Per la lira turca è un buon momento. Rispetto ai minimi dell’anno, toccati a maggio, guadagna oltre il 10% contro il dollaro, attestandosi in queste ore a 5,55, vale a dire ai massimi da aprile. Diversi fattori stanno sostenendo la valuta emergente. Anzitutto, l’affievolirsi delle tensioni politiche interne, esplose con l’annullamento delle elezioni comunali a Istanbul di fine marzo, ripetute a giugno e che hanno esitato nuovamente la sconfitta per il partito di governo del presidente Erdogan. Secondariamente, l’inflazione scende nettamente rispetto ai massimi toccati nell’autunno scorso, offrendo alla banca centrale margini per tagliare i tassi.

Terzo, il taglio dei tassi della Federal Reserve e quello atteso della BCE inducono gli investitori a guardare con maggiore benevolenza alla Turchia.

Lira turca giù con le mani di Erdogan sui tassi, vediamo perché

A luglio, la banca centrale, sotto il neo-governatore Murat Uysal, ha tagliato i tassi di ben 425 punti base al 19,75%, grazie alla discesa dell’inflazione al 15,7% a giugno. Tuttavia, proprio il mese scorso la crescita dei prezzi interni è tornata ad accelerare per la prima volta dopo 10 mesi, segnando +16,65% su base annua e +1,36% rispetto a giugno. Non è stato un buon segnale, perché la stabilità del cambio si regge proprio sulla disinflazione in corso dell’economia, altrimenti viene meno il castello di carte creato dall’istituto per giustificare formalmente l’allentamento monetario, preteso dal governo senza se e senza ma, indifferentemente dalle condizioni macro.

Bond turchi allettanti con lira stabile

Eppure, non solo il cambio non sta risentendo di questa accelerazione, nemmeno i titoli di stato ne stanno soffrendo, con i rendimenti a 10 anni a restare poco sopra il 15% e quelli a 2 anni al 15,50%, rispettivamente sgonfiati di 520 e 1.010 punti base dai livelli di maggio e ai minimi gli uni dal marzo scorso e gli altri dal maggio del 2018. Dal canto suo, la banca centrale continua ad adottare misure non convenzionali di sostegno alla lira turca, che hanno tutto il sapore di controlli mascherati sui capitali.

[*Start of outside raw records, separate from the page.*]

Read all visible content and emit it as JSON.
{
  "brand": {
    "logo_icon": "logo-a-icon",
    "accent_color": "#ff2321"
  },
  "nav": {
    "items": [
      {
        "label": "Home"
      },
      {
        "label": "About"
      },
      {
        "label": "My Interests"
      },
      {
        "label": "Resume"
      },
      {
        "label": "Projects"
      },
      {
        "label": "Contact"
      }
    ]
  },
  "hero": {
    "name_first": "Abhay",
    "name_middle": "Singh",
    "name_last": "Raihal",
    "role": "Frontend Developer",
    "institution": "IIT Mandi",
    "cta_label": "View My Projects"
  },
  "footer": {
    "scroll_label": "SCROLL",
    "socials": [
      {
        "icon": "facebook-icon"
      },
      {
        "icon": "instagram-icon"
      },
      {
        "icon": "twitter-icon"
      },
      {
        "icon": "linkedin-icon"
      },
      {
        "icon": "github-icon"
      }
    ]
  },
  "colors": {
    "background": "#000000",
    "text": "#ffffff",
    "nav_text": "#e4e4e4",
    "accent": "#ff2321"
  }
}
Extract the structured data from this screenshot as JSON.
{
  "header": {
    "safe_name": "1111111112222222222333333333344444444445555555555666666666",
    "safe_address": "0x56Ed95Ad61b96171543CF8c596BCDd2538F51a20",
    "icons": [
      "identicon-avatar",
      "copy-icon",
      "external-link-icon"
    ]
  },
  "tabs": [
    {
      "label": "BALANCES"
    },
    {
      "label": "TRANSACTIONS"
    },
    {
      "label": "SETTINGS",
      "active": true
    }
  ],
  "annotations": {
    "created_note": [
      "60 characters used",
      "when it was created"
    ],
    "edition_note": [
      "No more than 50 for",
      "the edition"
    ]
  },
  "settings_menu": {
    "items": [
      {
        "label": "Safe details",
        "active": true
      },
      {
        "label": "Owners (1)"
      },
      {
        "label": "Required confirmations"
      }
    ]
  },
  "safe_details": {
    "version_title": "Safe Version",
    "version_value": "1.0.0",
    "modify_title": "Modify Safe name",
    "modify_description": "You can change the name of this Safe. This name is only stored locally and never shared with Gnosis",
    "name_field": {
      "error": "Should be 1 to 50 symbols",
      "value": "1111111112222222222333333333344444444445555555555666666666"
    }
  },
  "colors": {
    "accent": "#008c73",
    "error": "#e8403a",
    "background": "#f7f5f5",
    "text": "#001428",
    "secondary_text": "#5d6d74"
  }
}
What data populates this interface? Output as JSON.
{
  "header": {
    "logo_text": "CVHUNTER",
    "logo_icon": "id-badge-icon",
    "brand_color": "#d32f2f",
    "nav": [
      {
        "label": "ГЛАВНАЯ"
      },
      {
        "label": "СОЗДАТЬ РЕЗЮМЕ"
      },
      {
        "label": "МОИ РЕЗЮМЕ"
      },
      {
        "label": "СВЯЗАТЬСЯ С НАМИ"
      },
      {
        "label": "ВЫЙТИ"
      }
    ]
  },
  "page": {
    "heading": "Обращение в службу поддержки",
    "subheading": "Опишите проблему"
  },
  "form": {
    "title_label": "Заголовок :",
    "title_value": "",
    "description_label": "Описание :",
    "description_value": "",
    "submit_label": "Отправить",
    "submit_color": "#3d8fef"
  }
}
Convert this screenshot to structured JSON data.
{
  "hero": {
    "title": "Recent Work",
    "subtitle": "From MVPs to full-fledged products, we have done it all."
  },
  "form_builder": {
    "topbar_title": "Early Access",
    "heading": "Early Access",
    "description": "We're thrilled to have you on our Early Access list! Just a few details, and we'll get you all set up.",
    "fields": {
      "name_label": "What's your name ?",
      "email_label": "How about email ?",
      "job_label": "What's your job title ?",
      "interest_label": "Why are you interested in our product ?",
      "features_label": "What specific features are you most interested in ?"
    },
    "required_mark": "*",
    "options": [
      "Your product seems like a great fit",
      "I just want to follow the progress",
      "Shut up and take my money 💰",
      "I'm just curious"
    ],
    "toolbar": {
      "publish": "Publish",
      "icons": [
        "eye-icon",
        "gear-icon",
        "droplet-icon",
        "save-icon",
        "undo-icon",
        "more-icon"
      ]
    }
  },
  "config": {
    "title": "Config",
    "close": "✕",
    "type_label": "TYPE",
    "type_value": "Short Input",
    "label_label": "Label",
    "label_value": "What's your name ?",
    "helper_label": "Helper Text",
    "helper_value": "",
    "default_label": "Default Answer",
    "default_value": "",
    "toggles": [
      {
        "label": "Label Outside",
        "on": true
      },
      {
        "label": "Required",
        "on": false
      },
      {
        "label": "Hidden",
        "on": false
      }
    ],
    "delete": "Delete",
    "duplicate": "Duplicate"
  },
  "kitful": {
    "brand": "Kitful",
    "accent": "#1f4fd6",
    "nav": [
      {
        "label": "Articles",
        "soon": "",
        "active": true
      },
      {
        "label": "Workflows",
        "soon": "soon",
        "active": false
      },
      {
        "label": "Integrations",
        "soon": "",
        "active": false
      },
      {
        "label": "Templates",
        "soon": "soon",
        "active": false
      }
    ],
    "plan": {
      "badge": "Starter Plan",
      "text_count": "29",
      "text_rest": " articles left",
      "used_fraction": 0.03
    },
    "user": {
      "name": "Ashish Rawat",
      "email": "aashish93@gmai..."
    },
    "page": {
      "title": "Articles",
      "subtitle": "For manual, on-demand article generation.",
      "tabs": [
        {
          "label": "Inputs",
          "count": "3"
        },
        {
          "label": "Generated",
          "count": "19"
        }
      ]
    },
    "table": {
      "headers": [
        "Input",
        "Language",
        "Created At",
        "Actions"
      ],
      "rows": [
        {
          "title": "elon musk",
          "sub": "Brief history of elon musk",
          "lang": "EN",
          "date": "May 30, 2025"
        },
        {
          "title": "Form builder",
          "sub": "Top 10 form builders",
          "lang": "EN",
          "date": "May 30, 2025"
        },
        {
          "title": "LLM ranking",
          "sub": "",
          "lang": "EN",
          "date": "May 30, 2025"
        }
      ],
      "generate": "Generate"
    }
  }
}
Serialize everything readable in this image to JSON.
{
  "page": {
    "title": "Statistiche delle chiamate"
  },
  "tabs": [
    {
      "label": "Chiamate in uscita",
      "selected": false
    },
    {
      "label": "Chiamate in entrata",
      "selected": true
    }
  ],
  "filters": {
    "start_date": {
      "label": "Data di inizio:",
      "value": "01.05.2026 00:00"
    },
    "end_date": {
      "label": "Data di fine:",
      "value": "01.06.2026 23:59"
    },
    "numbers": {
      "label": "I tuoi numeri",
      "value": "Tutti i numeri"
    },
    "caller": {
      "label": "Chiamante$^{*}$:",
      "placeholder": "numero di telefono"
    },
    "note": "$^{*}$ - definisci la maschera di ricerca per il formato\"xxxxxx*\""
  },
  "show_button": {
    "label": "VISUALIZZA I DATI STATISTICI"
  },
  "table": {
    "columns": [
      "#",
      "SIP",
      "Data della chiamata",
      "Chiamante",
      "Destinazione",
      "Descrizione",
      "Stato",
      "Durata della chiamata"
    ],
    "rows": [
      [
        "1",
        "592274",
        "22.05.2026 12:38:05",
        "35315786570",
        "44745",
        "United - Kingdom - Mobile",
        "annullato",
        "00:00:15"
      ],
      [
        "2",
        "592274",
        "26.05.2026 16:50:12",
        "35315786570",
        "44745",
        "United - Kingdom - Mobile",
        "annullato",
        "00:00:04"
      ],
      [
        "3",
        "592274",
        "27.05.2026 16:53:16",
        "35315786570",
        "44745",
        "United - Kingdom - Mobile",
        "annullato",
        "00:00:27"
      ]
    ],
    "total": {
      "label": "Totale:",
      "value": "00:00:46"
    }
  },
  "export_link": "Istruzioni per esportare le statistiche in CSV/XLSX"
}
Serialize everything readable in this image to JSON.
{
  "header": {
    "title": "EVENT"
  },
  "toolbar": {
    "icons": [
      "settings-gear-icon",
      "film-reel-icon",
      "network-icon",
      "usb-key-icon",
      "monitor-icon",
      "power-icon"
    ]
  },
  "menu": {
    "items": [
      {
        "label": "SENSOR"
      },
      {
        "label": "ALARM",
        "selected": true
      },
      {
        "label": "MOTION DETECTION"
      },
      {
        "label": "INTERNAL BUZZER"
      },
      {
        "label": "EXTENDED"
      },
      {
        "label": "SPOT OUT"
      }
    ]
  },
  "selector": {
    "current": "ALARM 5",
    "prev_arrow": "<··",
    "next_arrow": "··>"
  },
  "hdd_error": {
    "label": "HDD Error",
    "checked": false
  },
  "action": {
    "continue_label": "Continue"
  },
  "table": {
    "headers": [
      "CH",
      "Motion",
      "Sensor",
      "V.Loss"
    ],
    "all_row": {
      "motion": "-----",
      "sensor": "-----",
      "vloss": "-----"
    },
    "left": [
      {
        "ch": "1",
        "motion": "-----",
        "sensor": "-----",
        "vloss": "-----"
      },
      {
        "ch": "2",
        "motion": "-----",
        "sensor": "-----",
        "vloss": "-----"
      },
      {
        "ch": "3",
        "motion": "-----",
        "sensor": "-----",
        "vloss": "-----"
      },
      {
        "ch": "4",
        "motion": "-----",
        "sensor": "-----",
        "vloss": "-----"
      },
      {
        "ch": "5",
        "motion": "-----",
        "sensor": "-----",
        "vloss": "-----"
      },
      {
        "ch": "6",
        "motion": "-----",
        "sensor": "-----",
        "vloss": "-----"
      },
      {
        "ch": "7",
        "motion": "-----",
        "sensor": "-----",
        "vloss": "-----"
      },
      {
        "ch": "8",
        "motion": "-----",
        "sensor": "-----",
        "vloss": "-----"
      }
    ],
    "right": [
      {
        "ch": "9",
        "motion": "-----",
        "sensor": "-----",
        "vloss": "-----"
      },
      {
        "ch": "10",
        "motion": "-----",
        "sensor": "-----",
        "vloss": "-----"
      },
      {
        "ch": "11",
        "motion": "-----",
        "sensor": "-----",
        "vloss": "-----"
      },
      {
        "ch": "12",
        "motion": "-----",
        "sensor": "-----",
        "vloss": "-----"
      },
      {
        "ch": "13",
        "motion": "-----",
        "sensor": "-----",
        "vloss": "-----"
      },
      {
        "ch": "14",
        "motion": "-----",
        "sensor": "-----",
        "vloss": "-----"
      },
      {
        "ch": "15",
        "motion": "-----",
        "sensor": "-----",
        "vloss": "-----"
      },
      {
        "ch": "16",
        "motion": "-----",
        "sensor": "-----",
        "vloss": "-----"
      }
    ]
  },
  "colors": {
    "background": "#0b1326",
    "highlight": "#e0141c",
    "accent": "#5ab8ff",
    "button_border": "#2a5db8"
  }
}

Ieri, ha alzato di 100 punti base (1%) il coefficiente di riserva obbligatoria delle banche per i depositi in valuta straniera e allo stesso tempo ha abbassato di 100 bp all’1% il tasso di remunerazione per i depositi in dollari.

L’istituto cerca da tempo di rendere il meno allettante possibile i depositi in valute forti. Il presidente Erdogan ha più volte fatto appello alla popolazione a riconvertirli in lire, pur smentendo che abbia mai avuto in mente azioni coattive per indurre i risparmiatori a preferire la moneta domestica. Per fortuna di Ankara, la discesa del petrolio nei pressi dei 60 dollari al barile suona come una buona notizia sia per la lira turca che per i bond sovrani. Essendo un’economia importatrice di energia, la Turchia beneficia del mini-barile tramite una più bassa inflazione, cosa che tende a rafforzare il cambio e a rendere più interessanti i rendimenti elevati offerti dai suoi titoli, specie in una fase come questa, in cui nel mondo avanzato si è aperta una caccia disperata al rendimento.

Perché il maxi-taglio dei tassi in Turchia non ha colpito lira e bond

Affinché questa tregua sui mercati duri, è essenziale che Ankara non aumenti il livello dello scontro con gli USA, già alto per via dell’acquisto di missili S-400 dalla Russia, nel mirino dell’amministrazione Trump, che ha minacciato sanzioni ai danni di quello che resta formalmente un alleato della NATO. Serve un cambio stabile per indurre gli investitori ad acquistare bond turchi, perché la volatilità della lira minaccia il rendimento effettivo offerto. Grazie alle politiche monetarie ultra-espansive di USA, Europa e Giappone, per adesso sembra garantito. E il mercato prende nota e già medita di buttarsi nell’affare.

In fondo, anche con la risalita dell’inflazione a luglio, i tassi d’interesse reali restano in area 3%, impensabile in qualunque altra grande economia.